En otra época, recuerdo que se obsesionó por los números y la astrología y se pasó meses de fiebre pitagórica, asignándole números a todos en la oficina. Cada número llevaba aparejado unos rasgos personales y unas cualidades positivas y negativas. Había números afines entre sí y otros, según ella, absolutamente incompatibles. A mí me asignó el número dos, que por lo visto es de lo mejorcito, aunque yo no me enteré muy bien de la numerología celestial. Sí recuerdo que ella era el número siete y necesitaba para su plenitud encontrar el número cinco.

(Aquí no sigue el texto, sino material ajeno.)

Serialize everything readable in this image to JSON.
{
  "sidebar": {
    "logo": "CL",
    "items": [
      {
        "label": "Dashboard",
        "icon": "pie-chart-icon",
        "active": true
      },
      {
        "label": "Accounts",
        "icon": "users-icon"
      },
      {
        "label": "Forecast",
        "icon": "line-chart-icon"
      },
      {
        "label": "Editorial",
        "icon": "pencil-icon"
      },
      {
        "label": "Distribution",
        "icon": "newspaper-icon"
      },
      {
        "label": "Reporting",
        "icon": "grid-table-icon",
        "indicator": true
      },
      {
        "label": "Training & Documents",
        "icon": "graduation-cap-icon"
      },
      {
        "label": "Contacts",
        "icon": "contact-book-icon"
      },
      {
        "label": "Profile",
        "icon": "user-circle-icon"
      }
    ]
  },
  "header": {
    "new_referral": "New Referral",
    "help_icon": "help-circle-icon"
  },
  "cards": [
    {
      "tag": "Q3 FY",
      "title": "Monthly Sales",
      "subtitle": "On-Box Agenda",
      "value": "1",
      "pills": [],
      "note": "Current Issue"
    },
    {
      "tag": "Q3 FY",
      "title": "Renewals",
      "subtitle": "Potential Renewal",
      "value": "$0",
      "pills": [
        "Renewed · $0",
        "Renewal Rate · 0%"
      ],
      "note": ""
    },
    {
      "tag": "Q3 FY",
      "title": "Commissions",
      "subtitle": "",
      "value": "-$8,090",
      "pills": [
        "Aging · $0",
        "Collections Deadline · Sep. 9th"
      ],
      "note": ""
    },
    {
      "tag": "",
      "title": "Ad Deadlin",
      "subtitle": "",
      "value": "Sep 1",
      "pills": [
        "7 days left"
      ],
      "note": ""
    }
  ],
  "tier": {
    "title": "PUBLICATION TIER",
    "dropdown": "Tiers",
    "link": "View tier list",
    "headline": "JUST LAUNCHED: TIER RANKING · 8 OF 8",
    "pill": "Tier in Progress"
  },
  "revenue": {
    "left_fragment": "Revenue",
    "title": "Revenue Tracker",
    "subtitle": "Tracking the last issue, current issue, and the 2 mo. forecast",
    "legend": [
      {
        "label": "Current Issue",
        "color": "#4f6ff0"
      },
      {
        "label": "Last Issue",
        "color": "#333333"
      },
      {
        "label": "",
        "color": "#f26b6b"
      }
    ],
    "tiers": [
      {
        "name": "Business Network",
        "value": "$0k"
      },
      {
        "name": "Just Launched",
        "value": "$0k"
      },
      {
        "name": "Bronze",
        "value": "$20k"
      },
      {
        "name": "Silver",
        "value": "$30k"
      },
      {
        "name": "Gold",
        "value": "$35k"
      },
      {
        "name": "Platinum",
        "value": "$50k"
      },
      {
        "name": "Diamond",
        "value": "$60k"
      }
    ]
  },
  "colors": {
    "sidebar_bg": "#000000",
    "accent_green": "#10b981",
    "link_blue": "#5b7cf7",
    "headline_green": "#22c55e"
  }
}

La última extravagancia que presencié de Celeste sucedió precisamente cuando encontró a su número cinco. Fue una mañana de primavera poco antes de que desapareciera definitivamente del trabajo y, desde entonces, de mi vida. Celeste y yo trabajábamos en un edificio de oficinas. Un coloso de más de treinta plantas cerrado por enormes cristaleras de vidrios ahumados. La cafetería estaba en la planta baja. Era una enorme sala repleta de sillas y mesas entre la cristalera del edificio y una barra larguísima llena de camareros por dentro y de taburetes giratorios por fuera. Cada mañana en el intervalo de una hora, los camareros, a un ritmo frenético, servían más de mil servicios de casi mil maneras diferentes.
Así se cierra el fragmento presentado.